Just helping people to see what is in their cache to help them debugging (with other tools that will not be developed in this project).

Credential management: I couldn’t find stuff related to this in the climetlab docs. Is this something like Dropbox but for climate data that interfaces with climetlab?

The credentials used in climetlab often consists in some files in the $HOME directory where authentication keys are store. We may want to add these in the GUI. Or maybe not, for security reason.

Cache synchronisation: Is this related to this: https://climetlab.readthedocs.io/en/latest/guide/howtos.html#how-to-share-my-cache-directory-with-another-user?

Yes.

theairbend3r commented 2 years ago

Thank you @floriankrb. Your comments are helpful! :)

For the tech-stack, can we choose libraries other than those mentioned above?

Specifically, I'd like to use FastAPI instead of web.py because it's fast, has great documentation, big community, and is well maintained.

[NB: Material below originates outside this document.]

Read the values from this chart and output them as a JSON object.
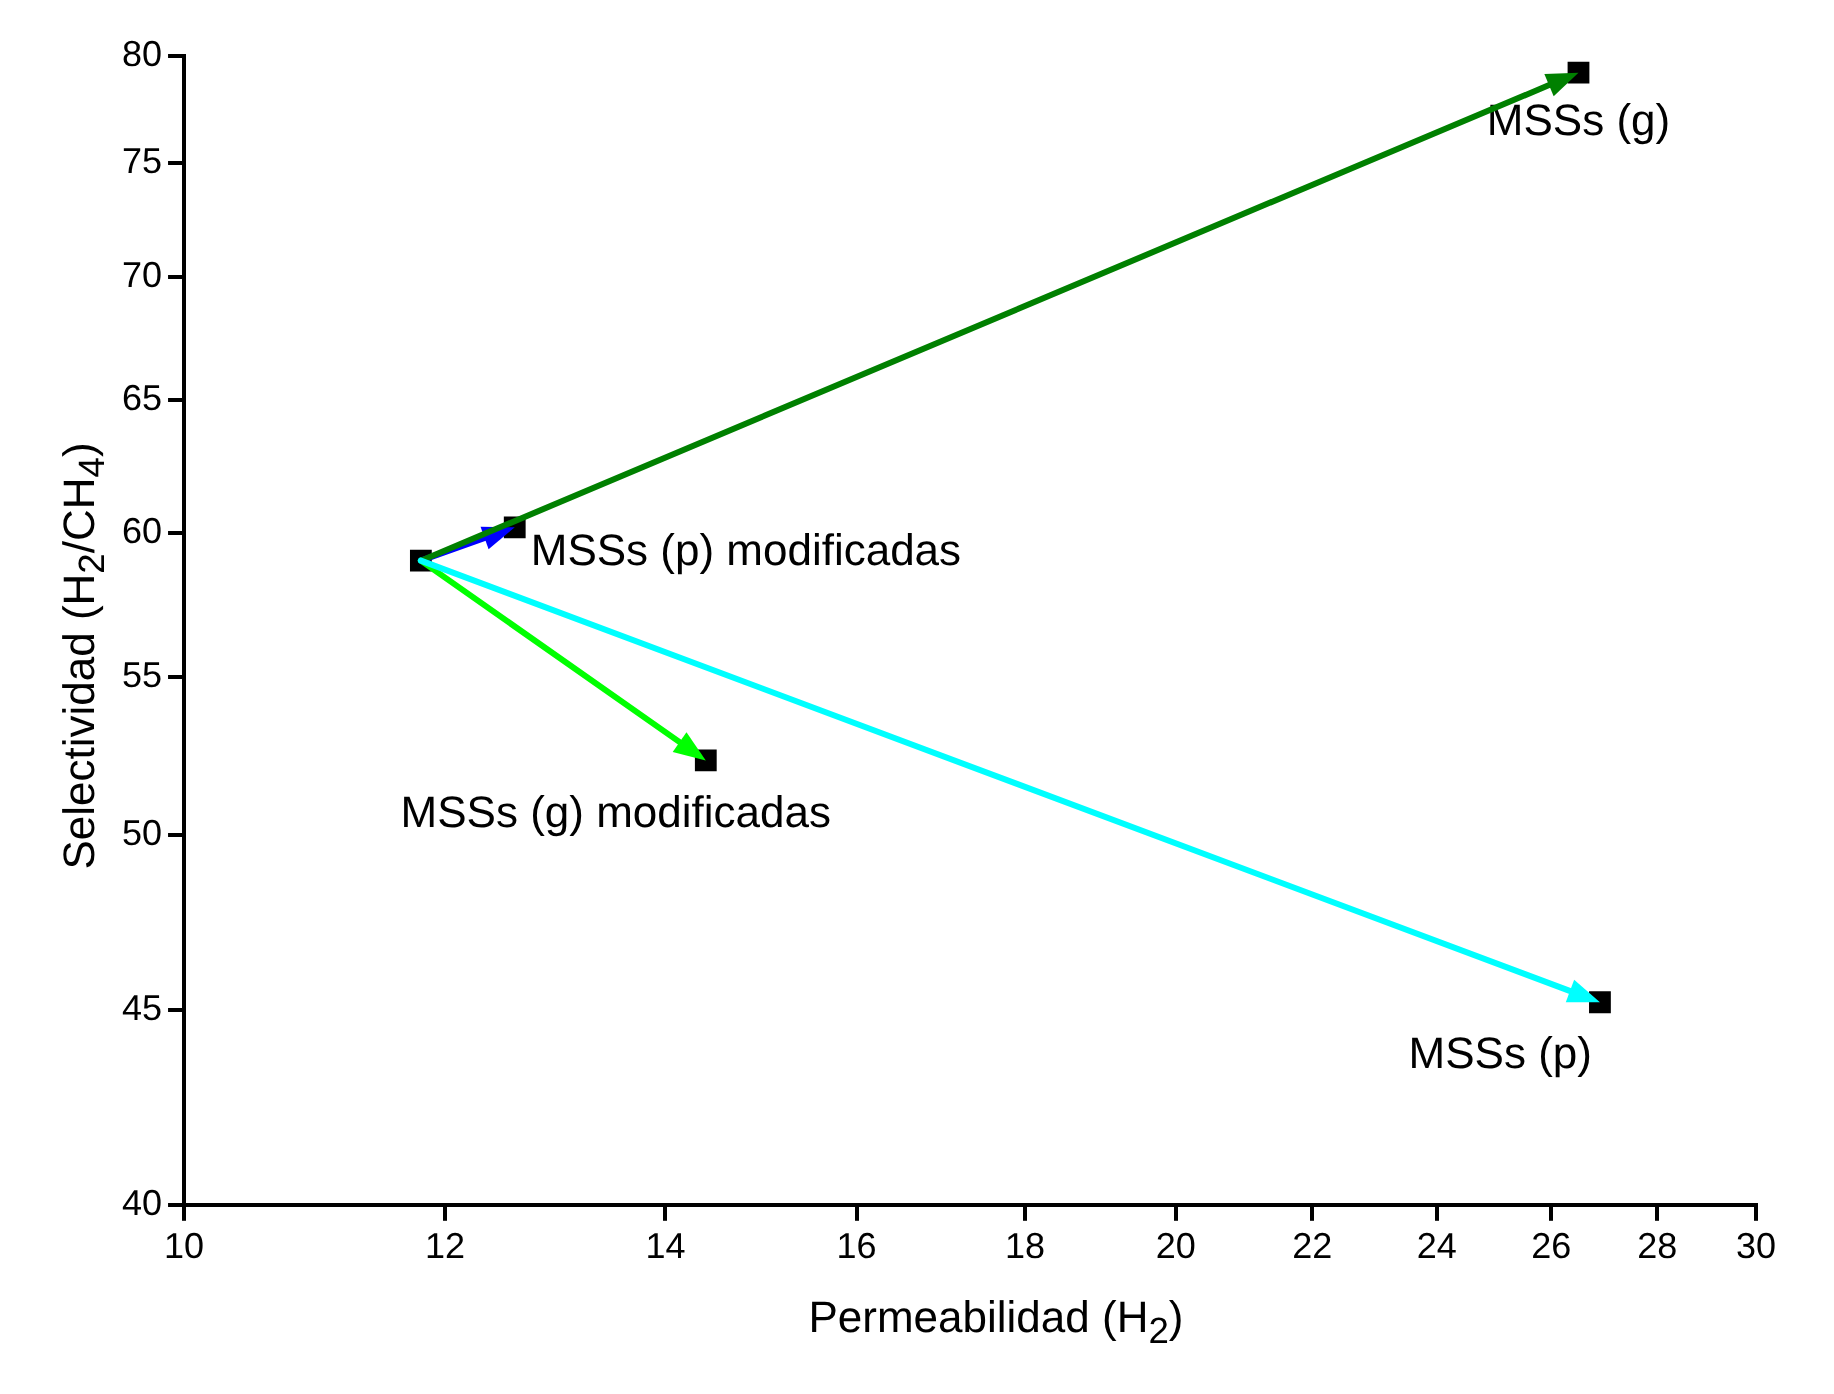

I'd also like to use Tailwind CSS + Styled Components instead of Bootstrap in our React app. This gives us more control over the styling and is easy to understand + extend + modify compared to Bootstrap. Tailwind CSS is also very popular and has a huge community behind it.

What do you think?

floriankrb commented 2 years ago

Yes, why not using FastAPI, it seems promising too. Notice that a strong requirement is that the end-users will not have to install many dependencies, especially they must not have to install the JavaScript stack (nodesjs, npm, etc.). Same for Tailwind and Styled components: yes, feel free to use it, as long as it is easy to understand and to maintain. If you choose other packages, there may be more work to package everything, including updating the github/workflow tests, but if you are able to do this, go for it!